How dry is it? Cracks in the ground merit measurement with a ruler. In many plac. . .

Local weather forecaster Dennis Howick reported the lack of rain this July is now below the amount recorded in July 1988, which was considered the area's worst drought year.
Howick's statistics show 0.12 of an inch of rain July 1-15, 1988, with the area receiving only 0.03 of an inch so far this July. The average rainfall for July is 4.43 inches.
Howick also reported the area has received 2.21 inches of rain this May and June, as compared to 2.08 inches during those months in 1988. This is more than 5 inches below the average rainfall for May and June of 7.49 inches.
Out in Grand Lake, boaters and other recreational water sport enthusiasts are keeping an eye on the lake level as it continues to fall.
"Oh, yes, it's below normal pool.

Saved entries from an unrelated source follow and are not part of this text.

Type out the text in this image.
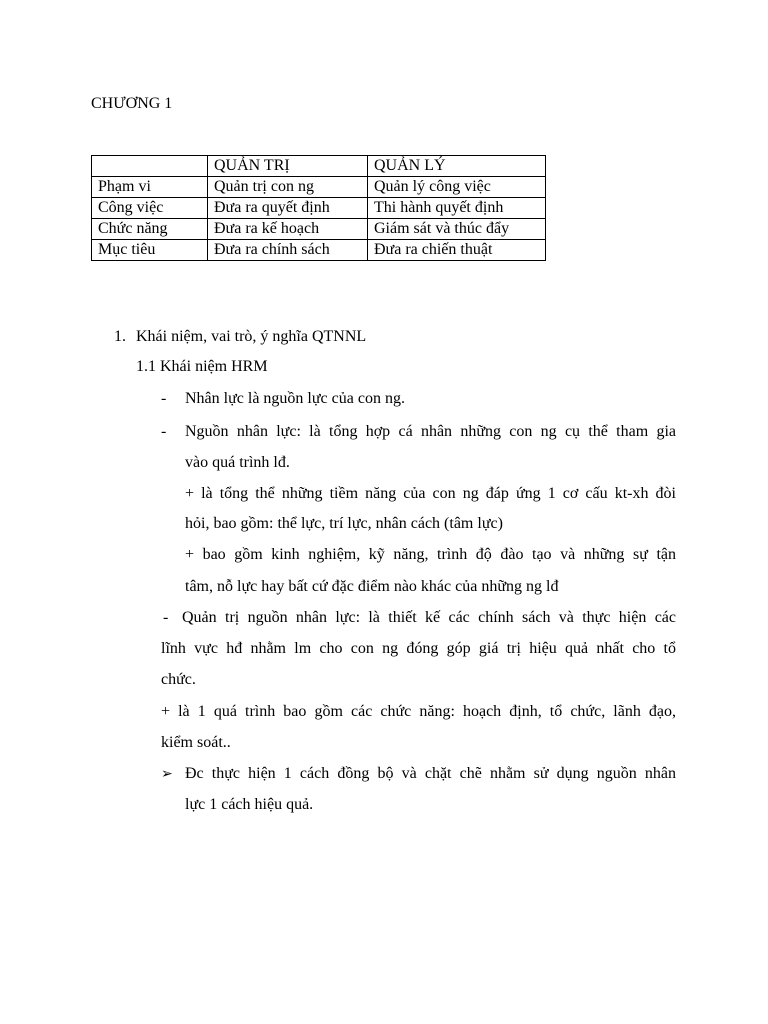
CHƯƠNG 1
	QUẢN TRỊ	QUẢN LÝ
Phạm vi	Quản trị con ng	Quản lý công việc
Công việc	Đưa ra quyết định	Thi hành quyết định
Chức năng	Đưa ra kế hoạch	Giám sát và thúc đẩy
Mục tiêu	Đưa ra chính sách	Đưa ra chiến thuật
1. Khái niệm, vai trò, ý nghĩa QTNNL
1.1 Khái niệm HRM
- Nhân lực là nguồn lực của con ng.
- Nguồn nhân lực: là tổng hợp cá nhân những con ng cụ thể tham gia
vào quá trình lđ.
+ là tổng thể những tiềm năng của con ng đáp ứng 1 cơ cấu kt-xh đòi
hỏi, bao gồm: thể lực, trí lực, nhân cách (tâm lực)
+ bao gồm kinh nghiệm, kỹ năng, trình độ đào tạo và những sự tận
tâm, nỗ lực hay bất cứ đặc điểm nào khác của những ng lđ
- Quản trị nguồn nhân lực: là thiết kế các chính sách và thực hiện các
lĩnh vực hđ nhằm lm cho con ng đóng góp giá trị hiệu quả nhất cho tổ
chức.
+ là 1 quá trình bao gồm các chức năng: hoạch định, tổ chức, lãnh đạo,
kiểm soát..
➢ Đc thực hiện 1 cách đồng bộ và chặt chẽ nhằm sử dụng nguồn nhân
lực 1 cách hiệu quả.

However, it's been so windy we can't get a good reading," said Steve Dorsten of ODNR's Division of Water this morning. "Two weeks ago we were at normal pool."
The 50-foot notch at the top of the spillway indicates normal pool elevation.
Lack of rain this growing season is going to be a big disaster for farmers, said Howick, also a farmer.
"There's corn in the fields that will never get harvested," Howick said this morning, adding he believes the area east of Celina from state Route 703 north to Howick Road is the driest in the county.
"If we average 50 bushel an acre this year, we'll be doing good," he said. Normal average yield is about 175 bushels per acre.
Howick explained farmers have invested approximately $165 per acre in seed, fertilizer, chemicals, etc. Figuring $3.50 a bushel for corn and 50 bushels an acre, farmers will get about $10 an acre.
"And that doesn't count other expenses like labor, fuel, equipment, land ... Yes, it's going to be a bad year," Howick said. "Thank God for crop insurance."